What to make of all of this? Well, there was a wide range of vision represented across the fashion globe, but there was a handful of great trends (and some not so great ones) that caught my eye throughout the shows. I won’t bother with the reemerging trends. Yes, there was a gigantic number of furs, hemlines are still long, and there continued to be a lot of seventies influence. But, what’s new and exciting? Let me break it down for you.

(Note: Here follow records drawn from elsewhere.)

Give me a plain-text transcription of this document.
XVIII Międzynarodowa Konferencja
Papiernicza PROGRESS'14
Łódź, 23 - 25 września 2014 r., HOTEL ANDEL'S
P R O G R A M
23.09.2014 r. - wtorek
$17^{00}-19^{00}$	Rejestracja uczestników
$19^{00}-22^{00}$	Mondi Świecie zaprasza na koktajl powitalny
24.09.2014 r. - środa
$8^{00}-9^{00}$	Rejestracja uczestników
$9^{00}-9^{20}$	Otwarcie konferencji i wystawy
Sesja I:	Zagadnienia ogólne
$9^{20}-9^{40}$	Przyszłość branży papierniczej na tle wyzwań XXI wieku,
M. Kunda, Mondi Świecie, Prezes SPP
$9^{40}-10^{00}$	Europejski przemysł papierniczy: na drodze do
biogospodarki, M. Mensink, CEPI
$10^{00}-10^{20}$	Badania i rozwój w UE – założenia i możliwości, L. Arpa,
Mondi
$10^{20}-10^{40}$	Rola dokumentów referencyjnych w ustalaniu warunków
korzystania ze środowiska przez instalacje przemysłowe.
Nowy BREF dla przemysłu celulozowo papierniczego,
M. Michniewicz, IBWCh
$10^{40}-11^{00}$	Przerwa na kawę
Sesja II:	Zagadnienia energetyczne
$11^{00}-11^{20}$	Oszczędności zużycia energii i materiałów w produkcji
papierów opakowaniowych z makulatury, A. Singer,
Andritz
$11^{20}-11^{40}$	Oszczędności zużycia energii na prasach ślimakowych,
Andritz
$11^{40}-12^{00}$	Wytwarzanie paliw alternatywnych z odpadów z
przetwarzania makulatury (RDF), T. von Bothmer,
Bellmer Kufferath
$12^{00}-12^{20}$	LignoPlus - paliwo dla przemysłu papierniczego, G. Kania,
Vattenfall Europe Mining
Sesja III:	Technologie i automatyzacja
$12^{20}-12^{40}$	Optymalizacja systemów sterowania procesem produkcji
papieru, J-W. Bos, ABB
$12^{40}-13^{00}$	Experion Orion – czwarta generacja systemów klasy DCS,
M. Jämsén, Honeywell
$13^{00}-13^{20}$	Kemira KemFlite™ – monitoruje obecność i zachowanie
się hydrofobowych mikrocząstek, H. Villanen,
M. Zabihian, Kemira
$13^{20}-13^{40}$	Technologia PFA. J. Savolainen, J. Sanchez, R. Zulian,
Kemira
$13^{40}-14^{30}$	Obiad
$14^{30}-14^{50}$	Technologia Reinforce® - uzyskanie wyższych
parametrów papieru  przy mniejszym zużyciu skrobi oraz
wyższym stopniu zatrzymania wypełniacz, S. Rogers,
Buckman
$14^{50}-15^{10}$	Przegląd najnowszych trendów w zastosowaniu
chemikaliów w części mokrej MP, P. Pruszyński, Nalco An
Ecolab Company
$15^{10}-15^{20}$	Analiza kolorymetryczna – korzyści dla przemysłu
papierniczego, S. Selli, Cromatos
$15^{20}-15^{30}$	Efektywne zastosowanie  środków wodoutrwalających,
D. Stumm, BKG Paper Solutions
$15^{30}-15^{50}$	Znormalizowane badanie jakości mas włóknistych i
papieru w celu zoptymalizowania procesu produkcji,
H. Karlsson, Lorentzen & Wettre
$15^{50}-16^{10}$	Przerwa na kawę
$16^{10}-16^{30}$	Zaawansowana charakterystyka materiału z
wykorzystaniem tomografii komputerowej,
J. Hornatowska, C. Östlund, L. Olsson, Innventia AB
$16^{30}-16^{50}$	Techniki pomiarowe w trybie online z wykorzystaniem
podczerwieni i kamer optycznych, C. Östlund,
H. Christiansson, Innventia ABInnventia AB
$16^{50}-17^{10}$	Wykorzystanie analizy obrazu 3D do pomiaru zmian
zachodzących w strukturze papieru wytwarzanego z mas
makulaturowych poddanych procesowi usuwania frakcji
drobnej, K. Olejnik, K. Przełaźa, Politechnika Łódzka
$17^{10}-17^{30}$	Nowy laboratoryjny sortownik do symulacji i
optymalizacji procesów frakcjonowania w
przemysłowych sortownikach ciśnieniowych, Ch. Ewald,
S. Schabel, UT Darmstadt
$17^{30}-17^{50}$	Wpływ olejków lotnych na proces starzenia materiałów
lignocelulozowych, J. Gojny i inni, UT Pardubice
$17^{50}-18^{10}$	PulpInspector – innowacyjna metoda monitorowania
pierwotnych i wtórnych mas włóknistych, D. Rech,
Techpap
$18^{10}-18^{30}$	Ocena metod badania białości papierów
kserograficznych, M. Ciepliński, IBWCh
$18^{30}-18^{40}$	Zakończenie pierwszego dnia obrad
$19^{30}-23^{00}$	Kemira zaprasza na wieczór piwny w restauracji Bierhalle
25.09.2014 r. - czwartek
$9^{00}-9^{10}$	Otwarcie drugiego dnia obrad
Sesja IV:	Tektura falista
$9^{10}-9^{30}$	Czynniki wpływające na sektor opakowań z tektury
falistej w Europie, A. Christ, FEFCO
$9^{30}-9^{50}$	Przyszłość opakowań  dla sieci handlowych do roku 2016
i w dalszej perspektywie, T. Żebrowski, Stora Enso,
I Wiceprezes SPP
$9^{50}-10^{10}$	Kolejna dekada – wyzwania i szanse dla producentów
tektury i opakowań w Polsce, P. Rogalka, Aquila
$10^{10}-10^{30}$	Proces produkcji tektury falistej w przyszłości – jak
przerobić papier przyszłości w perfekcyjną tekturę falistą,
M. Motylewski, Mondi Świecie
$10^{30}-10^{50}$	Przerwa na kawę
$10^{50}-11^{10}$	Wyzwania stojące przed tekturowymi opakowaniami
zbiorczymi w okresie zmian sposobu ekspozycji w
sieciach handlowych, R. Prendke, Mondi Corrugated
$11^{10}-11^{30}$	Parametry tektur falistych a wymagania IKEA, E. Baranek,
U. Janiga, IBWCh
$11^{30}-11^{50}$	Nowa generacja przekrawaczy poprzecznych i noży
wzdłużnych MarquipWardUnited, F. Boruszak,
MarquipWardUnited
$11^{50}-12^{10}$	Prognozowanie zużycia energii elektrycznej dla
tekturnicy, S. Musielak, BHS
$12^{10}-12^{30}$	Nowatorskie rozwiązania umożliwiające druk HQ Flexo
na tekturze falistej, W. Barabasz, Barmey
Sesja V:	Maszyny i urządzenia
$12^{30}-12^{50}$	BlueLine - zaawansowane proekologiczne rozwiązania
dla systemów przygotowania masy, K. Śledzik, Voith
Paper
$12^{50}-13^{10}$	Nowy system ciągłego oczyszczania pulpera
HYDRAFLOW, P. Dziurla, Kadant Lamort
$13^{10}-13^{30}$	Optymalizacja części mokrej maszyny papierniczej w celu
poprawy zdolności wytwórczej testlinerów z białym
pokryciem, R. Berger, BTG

I already wrote about how I was noticing a trend of designers gaining inspiration from nature, but New Yorkers weren’t the only designers with the woods on their minds. The most prevalent theme throughout the shows was that designers were rejecting urban sensibilities and looking to the wilderness for inspiration. For some it was the mountains, for others it was the Wild West (mostly through Navajo prints), and for others still it was the prairies. Sets featured trees, rocks, sand, and ash and the tones tended towards earthy, laid-back, and relaxed.



Proenza Schouler

The seventies and nineties were still major influences, but the reemergence of thirties and forties fashion was not too far behind. What was really interesting, though, was the unexpected popularity of details and silhouettes from the Victorian Age. I guess designers got tired of cycling through the same decades of the twentieth century over and over again. High collars, tidy rows of buttons, antique lace, and billowing sleeves showed up on a number of runways. Not to mention the two shows that name-checked Miss Haversham as their muse.


Jason Wu

Vera Wang

There is always a touch of boy-meets-girl in every season, but interpreting the favored trend so literally was pervasive. Tuxedo-dressing popped up all over the place, sometimes with nary a feminine touch. Androgynous? More like cross-dressing.

Ralph Lauren

Prabal Gurung

Jason Wu


I can barely contain my excitement at how many capes there were this season! (I’m pretty sure every time one came on the screen I pointed at my computer and yelled “CAPE!”) The variety they were showed in was awesome: full-length, hip-length, waist-length, wool, fur, leather, enclosed, one-button, cape-coats. You name it, it was on one runway or another. Thankfully, I’m already prepared with my vintage navy cape from the sixties.

Rebecca Minkoff


Yves St Laurent

If you don’t already have your go-to leather jacket (or two, or three) then start shopping now. If there’s one thing I got loud and clear this season, it’s that every fashionista worth her salt needs to have one. (Leather wasn’t just in its normal biker jacket form either. It graced coats, dresses, pants, and skirts.)

Rick Owens

Junya Watanabe


Hemlines fell to the floor for dresses and skirts two seasons ago, but this season the trend carried over to coats. There were endless lust-worthy coats shown in the past month, but the most intriguing were the nearly ubiquitous maxi coat. Man oh man would a woman make a statement wearing one of these on the street!


Michael Kors



It was a surprisingly colorful Fall season this year! But there were three colors that were clearly the front-runners for most coveted come September. (Okay, there were four, but I hate mustard so I’m ignoring that.)

Blues and Purples




Haider Ackermann

Christian Dior


Chado Ralph Rucci


Michael Kors

A Note on Accessories

I don’t have much of a vocabulary for accessories, so my commentary is slim, but there were a couple of items that seemed to be favored including lace-up knee-high boots, roomy elbow-length gloves, fedoras, and floppy hats.

Worst. Trends. Ever.

(And yes, that was my second reference to The Simpsons in my fashion season coverage. I don’t know where my head’s at.)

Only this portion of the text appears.